Blockchain can provide increased security to millions of transaction records and vital personal and banking details. The forex market is known for its high liquidity, which means small amounts of money can be moved, without affecting currency prices. Human error and cybercrime can easily lead to manipulation of trading accounts. Vast sums of money can be siphoned off, leaving legitimate traders to bear the brunt of huge losses.

Blockchain data is cryptographically encoded, through a system known as “hashing.” Information is stored in blocks that have unique hash numbers. The next block in the chain is linked to the previous block through these hash links. This makes the system very difficult to manipulate. Sensitive data is, therefore, harder to hack.

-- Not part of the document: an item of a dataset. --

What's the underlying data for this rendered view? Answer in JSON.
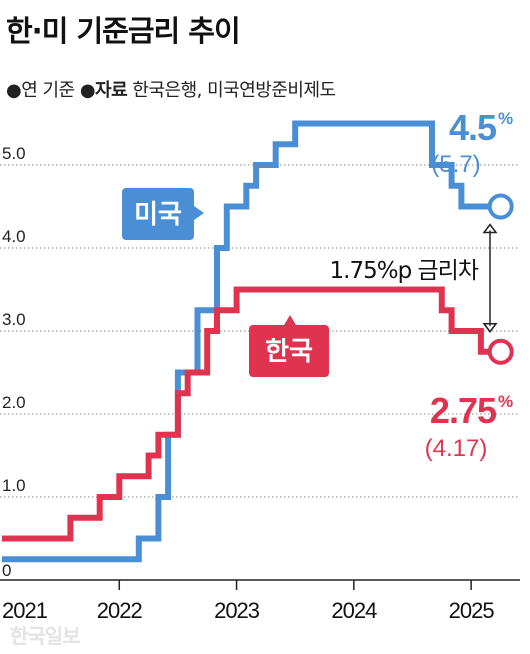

Why are Financial Institutions Still Wary?

Despite advancements in the blockchain sector, banks are hesitant to implement the technology in the forex sector. A major example is the CLS project.

Continuous Linked Settlement (CLS), a UK-based financial system founded in 2002, aims at reducing risk in forex settlement services through the use of blockchain. Its members include 60 of the largest financial institutions in the world, including Goldman Sachs, Barclays and JP Morgan Chase. By March 2017, CLS was handling 50% of the global forex transactions. The CLS joint projects with IBM and R3, a blockchain consortium of 200 financial companies worldwide, have recently been under the radar.

Many of the enlisted financial companies on this network are hesitant to implement blockchain in their systems, since its use in the industry is still in the nascent stages. The technology remains vastly untested. Over half the companies that had originally signed up for CLSNet have backed out. Many of these companies are concerned about giving their data to a blockchain-based system.

Other participants are concerned about a visible-to-all decentralised network of forex transactions, which they think is risky. In a paper released by the ECB, on analysing the effect of DLT systems on securities trading, the bank expressed concerns regarding how sophisticated market players could take advantage of the available information, such as liquidity needs, and work against their unsophisticated counterparts.

The critical issues of governance, regulations, legal and operational frameworks are not yet well established. How does forex trading on a system like this work, when different countries have varied stances on blockchain-powered solutions? Certain post-trade functions cannot be implemented on blockchain either.

It remains to be seen whether blockchain will evolve to find application across the forex industry or just a small niche section of it. The changes will be gradual and might take a couple of decades to proliferate. But, benefits of the technology can be manifold for the industry.